Romantyczna, szalona, występna…Miłość niejedno ma imię. Dla fizjologa jest grą substancji chemicznych, które – niczym narkotyki – najpierw wyzwalają euforię, a potem uzależniają.

Twoja miłość przenika mi ciało – wyznał egipski poeta w Pieśniach rozweselających ciało spisanych na papirusie przed 3 tysiącami lat. Czyż nie czujemy tak samo, kiedy i nas dosięga strzała Amora? Choć nie chce się spać ani jeść, choć serce ściska niepokój, to przecież zakochanych roznosi energia i przepełnia radość. Razem mogliby nawet góry przenosić. Obiekt uczuć zawsze i niezmiennie wydaje się uosobieniem wszelkich cnót, jakże często wbrew oczywistym faktom. Nic dziwnego, że stan zakochania (syndrom amorosum) ujęli w ścisłą definicję… psychiatrzy. Profesor Tadeusz Bilikiewicz w „Psychiatrii klinicznej” pisze wprost, że w tym stanie zawęża się pole świadomości, pojawia chwiejność emocjonalna i do tego upośledzenie władzy umysłowej, które m.in. zakłóca normalny proces przewidywania. Rzut oka do podręczników psychiatrii pozwala nam stwierdzić, że opis ten pasuje jak ulał do… niektórych chorób psychicznych. Zdaniem prof. Bilikiewicza stan zakochania to po prostu rodzaj fizjologicznej ostrej psychozy.

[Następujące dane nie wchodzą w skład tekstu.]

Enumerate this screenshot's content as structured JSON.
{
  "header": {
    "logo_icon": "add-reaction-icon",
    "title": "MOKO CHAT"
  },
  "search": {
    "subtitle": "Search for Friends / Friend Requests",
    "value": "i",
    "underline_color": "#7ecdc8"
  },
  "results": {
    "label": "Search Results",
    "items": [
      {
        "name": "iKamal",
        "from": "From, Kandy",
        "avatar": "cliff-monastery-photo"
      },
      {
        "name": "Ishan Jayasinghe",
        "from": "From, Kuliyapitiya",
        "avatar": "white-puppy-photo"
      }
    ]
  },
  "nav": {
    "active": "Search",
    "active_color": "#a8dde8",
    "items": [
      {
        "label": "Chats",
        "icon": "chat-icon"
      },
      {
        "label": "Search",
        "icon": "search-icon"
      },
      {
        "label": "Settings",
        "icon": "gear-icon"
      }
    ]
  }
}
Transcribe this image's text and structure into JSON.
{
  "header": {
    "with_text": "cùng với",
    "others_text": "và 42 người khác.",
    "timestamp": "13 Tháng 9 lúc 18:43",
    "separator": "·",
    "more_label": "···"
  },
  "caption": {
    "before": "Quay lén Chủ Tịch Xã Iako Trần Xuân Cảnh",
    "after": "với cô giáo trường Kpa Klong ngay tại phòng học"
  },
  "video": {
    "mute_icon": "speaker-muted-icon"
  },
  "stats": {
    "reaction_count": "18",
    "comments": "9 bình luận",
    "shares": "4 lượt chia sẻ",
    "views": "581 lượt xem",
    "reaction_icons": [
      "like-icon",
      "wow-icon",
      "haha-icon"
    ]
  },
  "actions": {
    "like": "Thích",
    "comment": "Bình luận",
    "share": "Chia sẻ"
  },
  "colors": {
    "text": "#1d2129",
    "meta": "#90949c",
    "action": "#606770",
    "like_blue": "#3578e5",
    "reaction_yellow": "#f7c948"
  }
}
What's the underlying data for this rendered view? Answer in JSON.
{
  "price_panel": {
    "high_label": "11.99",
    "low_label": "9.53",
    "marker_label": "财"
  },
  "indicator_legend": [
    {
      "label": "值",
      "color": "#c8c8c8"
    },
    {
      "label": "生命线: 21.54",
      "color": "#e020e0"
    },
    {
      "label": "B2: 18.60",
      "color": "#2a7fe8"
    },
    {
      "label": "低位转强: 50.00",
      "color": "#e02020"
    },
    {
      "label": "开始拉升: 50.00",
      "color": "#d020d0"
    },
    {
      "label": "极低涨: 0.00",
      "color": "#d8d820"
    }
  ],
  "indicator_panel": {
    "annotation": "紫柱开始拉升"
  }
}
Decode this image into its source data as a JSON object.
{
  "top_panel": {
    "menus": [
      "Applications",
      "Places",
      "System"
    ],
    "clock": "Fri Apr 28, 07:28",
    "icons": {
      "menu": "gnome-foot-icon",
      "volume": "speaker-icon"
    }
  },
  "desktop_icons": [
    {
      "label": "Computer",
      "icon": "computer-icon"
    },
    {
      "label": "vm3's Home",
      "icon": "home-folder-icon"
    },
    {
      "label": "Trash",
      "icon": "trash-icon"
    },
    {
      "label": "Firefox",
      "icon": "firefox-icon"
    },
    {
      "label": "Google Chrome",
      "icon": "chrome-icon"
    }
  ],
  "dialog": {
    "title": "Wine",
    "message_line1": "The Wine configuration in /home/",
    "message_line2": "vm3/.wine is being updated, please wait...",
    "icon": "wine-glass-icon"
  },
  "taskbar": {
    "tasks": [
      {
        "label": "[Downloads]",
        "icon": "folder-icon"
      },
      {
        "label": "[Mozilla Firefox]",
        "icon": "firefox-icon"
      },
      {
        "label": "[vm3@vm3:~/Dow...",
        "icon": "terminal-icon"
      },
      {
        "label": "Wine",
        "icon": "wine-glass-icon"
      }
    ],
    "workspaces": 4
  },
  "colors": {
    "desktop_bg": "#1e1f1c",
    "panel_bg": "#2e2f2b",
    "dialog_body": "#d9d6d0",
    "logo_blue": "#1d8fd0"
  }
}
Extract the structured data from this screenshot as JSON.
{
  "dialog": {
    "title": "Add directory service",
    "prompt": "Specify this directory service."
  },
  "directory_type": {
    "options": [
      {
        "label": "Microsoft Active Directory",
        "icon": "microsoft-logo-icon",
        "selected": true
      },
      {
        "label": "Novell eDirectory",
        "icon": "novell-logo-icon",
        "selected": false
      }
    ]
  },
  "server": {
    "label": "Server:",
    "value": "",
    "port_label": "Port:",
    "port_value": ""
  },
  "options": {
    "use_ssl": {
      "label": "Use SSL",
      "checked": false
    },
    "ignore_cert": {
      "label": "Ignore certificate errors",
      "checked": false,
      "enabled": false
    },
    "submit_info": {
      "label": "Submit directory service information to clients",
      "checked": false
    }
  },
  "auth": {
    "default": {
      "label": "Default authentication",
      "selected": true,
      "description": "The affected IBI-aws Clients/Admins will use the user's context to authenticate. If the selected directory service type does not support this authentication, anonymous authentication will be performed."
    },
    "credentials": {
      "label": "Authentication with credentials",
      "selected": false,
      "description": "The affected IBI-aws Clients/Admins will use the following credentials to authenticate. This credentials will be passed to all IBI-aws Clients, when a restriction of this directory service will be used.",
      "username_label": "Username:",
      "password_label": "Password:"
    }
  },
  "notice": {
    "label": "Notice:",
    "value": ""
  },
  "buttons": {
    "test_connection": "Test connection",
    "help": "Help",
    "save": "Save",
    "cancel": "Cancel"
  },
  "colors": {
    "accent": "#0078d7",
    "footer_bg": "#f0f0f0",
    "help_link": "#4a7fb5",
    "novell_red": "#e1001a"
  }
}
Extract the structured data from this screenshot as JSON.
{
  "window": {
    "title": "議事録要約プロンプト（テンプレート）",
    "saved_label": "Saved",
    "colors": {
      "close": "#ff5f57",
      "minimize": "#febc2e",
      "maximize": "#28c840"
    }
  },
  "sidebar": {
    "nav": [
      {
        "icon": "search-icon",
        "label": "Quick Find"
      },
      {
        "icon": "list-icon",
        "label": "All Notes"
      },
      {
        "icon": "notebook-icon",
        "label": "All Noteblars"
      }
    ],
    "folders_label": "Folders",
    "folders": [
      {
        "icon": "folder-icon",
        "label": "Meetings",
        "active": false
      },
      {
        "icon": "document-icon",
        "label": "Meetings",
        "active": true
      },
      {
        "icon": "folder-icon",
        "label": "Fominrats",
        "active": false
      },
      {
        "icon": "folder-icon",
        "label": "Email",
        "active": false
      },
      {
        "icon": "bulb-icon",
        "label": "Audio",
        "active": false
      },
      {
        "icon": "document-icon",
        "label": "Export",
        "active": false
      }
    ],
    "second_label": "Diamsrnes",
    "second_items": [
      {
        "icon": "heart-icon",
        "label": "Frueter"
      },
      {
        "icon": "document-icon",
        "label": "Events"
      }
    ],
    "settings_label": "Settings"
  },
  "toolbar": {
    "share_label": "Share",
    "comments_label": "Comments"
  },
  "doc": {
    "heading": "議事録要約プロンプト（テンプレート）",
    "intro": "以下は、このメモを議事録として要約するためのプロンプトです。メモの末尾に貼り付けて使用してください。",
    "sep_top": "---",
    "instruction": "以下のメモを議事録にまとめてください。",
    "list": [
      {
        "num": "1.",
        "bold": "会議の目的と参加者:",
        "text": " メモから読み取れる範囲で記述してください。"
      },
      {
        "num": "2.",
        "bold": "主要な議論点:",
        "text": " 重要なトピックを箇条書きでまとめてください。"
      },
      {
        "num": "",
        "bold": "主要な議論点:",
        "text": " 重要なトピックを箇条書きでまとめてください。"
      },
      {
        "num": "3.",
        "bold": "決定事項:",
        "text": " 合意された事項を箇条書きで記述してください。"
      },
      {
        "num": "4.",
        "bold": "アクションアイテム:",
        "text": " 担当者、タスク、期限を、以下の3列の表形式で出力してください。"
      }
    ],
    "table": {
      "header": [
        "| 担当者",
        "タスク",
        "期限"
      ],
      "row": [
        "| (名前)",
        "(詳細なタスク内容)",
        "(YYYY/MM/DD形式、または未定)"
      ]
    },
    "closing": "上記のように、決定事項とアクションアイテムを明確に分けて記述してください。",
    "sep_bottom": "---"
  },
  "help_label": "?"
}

Nie dlatego jednak dr Michael Liebowitz, psychiatra z New York State Institute of Psychiatry zajął się miłością z punktu widzenia neurochemii. Nieraz w swojej karierze zawodowej, podobnie jak wielu jego kolegów po fachu, zetknął się z osobami głęboko nieszczęśliwymi, które na skraj przepaści przywiodła utrata miłości. Gdyby odsłonić biochemiczne podstawy tego uczucia można by pomóc, kiedy pojawi się cierpienie z powodu odejścia ukochanej osoby. Pomysł nowy nie jest. Afrodyzjaki i rozmaite eliksiry miłosne znane są od tysiącleci. W krajach Wschodu do wzniecenia lub podtrzymania uczucia używano opium, haszyszu i innych narkotyków, w naszym kręgu kulturowym były to mieszaniny rozmaitych ziół, w których lubczyk, serdecznik, dzięgielnica, czy szalej zawsze odgrywały rolę główną. Wtedy nikt sobie nie zdawał sprawy, że środki pobudzające nie wywołują uczuć, lecz tylko je wzmacniają, osłabiają bądź zakłócają. I to zarówno uczucia pozytywne jak i negatywne.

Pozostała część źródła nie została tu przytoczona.